In Johnnie Come Lately, actually some of the first ideas for Johnnie came to me in the first person, expressing herself through letters and journal entries—she was a closet writer….
The journal entries sometimes were what kept me going. I had no idea of how they were going to fit into the book. I would be writing, and then think, Oh my God, I knew where that journal entry is going to go!...
When Karen Carpenter died, I was still struggling with bulimia. My mother called me and said, did you know that Karen Carpenter died? It had a huge impact [even though] I wasn’t a huge fan.

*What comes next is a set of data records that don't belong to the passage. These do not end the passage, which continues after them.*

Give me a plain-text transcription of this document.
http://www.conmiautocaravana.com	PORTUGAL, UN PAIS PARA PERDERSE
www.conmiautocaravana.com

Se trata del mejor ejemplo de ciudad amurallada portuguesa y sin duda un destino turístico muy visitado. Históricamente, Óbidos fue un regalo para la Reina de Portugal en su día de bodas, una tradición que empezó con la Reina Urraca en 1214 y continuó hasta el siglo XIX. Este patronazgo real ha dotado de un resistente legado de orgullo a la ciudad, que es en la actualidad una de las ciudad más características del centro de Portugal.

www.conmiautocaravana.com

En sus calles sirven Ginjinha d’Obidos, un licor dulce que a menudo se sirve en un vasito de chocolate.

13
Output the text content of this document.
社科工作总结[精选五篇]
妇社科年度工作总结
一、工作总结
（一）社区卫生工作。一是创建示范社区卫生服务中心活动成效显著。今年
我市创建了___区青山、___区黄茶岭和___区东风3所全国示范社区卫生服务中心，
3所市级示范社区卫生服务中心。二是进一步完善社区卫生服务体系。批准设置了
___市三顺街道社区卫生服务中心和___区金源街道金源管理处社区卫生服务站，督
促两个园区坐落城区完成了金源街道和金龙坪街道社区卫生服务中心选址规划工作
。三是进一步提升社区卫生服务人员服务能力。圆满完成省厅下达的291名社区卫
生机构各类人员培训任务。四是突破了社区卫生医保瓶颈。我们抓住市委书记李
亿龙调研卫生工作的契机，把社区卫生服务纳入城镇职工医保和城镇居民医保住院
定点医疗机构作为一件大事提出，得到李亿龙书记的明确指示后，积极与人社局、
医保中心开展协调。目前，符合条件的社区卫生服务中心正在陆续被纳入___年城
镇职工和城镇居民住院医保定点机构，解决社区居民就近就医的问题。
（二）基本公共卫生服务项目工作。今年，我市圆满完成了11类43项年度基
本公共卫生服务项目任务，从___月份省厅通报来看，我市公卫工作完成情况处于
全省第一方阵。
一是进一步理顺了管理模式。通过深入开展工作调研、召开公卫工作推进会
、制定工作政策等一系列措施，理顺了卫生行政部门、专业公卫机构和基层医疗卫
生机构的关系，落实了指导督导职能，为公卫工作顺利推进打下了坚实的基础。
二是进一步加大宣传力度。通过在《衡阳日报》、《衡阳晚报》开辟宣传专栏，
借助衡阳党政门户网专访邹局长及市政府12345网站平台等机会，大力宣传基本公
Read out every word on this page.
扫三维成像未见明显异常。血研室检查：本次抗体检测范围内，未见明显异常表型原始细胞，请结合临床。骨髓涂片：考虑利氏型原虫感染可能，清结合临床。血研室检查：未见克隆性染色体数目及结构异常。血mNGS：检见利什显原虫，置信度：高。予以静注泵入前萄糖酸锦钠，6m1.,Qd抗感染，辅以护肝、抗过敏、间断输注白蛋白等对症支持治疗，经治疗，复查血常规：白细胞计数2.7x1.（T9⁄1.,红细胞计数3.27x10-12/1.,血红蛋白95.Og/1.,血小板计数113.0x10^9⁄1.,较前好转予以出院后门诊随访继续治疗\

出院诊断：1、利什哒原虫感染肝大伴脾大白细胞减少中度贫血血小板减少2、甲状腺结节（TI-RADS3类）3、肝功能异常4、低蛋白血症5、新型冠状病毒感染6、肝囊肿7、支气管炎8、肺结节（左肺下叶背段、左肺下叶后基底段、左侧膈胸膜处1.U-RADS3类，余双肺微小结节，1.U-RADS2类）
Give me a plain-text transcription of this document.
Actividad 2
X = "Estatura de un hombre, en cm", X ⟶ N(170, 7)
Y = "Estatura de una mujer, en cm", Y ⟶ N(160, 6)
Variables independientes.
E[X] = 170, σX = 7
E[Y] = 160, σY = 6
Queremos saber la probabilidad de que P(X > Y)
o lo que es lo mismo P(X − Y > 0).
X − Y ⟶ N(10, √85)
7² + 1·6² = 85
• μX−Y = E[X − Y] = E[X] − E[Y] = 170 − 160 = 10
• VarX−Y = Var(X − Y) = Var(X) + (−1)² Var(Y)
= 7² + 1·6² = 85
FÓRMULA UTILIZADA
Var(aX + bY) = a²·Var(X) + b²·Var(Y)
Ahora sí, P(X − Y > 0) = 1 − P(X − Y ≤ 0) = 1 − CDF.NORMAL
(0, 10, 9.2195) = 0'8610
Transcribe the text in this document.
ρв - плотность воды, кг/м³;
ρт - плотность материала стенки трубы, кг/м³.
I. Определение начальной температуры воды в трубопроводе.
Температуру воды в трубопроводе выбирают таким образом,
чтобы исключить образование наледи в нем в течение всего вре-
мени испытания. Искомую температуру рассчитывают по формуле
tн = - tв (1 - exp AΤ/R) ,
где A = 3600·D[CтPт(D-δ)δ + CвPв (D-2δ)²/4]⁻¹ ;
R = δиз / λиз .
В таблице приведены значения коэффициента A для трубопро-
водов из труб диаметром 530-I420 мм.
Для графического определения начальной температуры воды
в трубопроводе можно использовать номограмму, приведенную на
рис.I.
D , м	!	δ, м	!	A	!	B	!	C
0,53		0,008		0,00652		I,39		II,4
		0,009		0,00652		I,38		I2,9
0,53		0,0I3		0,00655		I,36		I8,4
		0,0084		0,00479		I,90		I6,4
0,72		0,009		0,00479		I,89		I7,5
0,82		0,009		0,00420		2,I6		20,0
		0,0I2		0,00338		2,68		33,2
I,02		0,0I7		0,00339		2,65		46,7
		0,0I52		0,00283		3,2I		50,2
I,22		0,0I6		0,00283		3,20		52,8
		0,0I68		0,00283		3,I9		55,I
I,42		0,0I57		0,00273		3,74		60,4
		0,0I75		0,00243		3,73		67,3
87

But in the writing of Johnnie, I thought, Johnnie would have been 19. I want her to write a letter to Karen Carpenter after she dies. In the letter to Karen Carpenter, we learn a lot about Johnnie and her mother, and I also tried to show what an eating disorder is in other ways.
Q: How long did it take to write the book?
A: I started it in January 2007, in a writing class…I dabbled with it. I finished in March 2013. …It took that long because I’m slow, I don’t think in a linear way with anything I do. I would wake up at 3 a.m. and think I had the wrong character saying something in dialogue. The characters had to come alive in my heart before I could make them come alive for readers.
Q: Which authors have influenced you?
A: One author that always comes to mind is Mark Childress. I would call him a Southern writer. His first novel was Crazy in Alabama. My husband was an airline pilot and his captain [was Mark Childress’s brother]. I found his book and fell in love. He taught me that a novelist can write a really serious novel but can make it fun for the reader….
Another writer I love was Carol Shields. She taught me that as a novelist you can write about families and ordinary day-to-day life and take it to another level…
Q: What are you working on now?
A: I’m working on a sequel to Johnnie Come Lately, called Seven Wings to Glory. I’ve never written a sequel before—it’s all new, what to leave in and take out.
It takes place two years later, a few months after President Obama is in the White House. In Johnnie, Johnnie’s best friend is Whit, an African-American woman. Whit is going to have a bigger role in the sequel. I want to write in my own little way about racial injustice, racial unrest, things that still happen today.
Believe it or not, I’m going to have a military theme in there. Now that my son is back from Afghanistan, it’s going to be easier.